The Egyptian blogger Big Pharoah was kind enough to copy me on some email he just sent the Belmont Club, regarding the Associated Press and the recent assassinations of electoral workers in Baghdad. He was reminding us that this wasn’t the first time that that particular news agency has mysteriously (and very recently) scooped the rest of the media when it came to an horrendous act of terror. As Big Pharoah noted in his email, “it was AP that gave Al Jazeera a videotape showing the execution of an Italian hostage.”
What? How did they get that? Are we entitled to know? Are we entitled to know why the Associated Press’ still (to my knowledge) anonymous photographer was able to stand fearlessly in the middle of the street and shoot photo after photo of killings by thirty “insurgents.” Perhaps he or she was wearing a cast iron suit. We don’t know. Or, as Belmont Club points out, perhaps he or she knew that no one would harm them. After all, he or she had been notified in advance that there would be a “demonstration.”
In the old days, journalistic anonymity of this sort was accepted as necessary for the pursuit of the story–that is, the truth. Journalists were allowed to protect their sources. But we live in a different universe now. The New York Times allowed one of its reporters, Jayson Blair, to lie time after time on the front page of its “newspaper of record.” Then the anchorman of one of our three major television networks promulgated forged documents on Sixty Minutes II and then, incredibly, continued to stonewall about it in the face of the most obvious proof.

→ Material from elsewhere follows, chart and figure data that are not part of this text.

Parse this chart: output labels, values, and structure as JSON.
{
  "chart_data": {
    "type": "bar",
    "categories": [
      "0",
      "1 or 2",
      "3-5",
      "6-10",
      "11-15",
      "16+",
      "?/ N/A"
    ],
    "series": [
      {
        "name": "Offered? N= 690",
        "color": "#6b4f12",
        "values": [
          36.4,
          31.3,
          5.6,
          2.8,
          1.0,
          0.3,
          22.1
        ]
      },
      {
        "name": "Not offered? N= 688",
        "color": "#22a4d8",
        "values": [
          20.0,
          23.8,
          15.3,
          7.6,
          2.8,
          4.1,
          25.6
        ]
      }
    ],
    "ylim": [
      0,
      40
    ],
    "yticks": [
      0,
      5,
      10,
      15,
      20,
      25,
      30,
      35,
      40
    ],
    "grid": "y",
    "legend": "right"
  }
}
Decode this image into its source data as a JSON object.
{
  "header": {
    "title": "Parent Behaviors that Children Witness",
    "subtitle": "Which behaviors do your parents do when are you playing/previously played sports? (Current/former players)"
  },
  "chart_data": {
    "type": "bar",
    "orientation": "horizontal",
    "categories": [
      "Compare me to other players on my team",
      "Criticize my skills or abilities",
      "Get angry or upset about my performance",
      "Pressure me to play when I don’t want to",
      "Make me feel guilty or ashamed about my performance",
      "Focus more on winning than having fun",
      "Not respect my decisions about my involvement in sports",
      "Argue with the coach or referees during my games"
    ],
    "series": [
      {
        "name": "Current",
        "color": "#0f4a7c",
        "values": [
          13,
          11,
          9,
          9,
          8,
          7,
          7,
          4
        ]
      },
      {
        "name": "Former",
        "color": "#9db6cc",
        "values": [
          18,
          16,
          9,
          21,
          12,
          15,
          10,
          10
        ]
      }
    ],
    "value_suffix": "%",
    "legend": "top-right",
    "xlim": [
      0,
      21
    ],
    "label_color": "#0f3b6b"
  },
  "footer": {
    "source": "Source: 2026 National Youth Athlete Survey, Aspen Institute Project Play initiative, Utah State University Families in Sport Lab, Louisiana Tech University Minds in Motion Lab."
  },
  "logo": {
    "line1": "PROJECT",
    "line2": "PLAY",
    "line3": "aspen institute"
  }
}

How can anyone believe the mainstream media anymore? But these allegations about the Associated Press are even worse. If true–and I don’t, of course, know that they are–they mean that people working with that news agency are embedded with the “insurgents,” that they are participating in murder, aiding and abetting it. The Associated Press owes us full disclosure and a full explanation in both these instances. Just like CBS, their perceived integrity and their business depends on our trust. Saying accusations are “ridiculous,” but providing no facts only makes us more suspicious.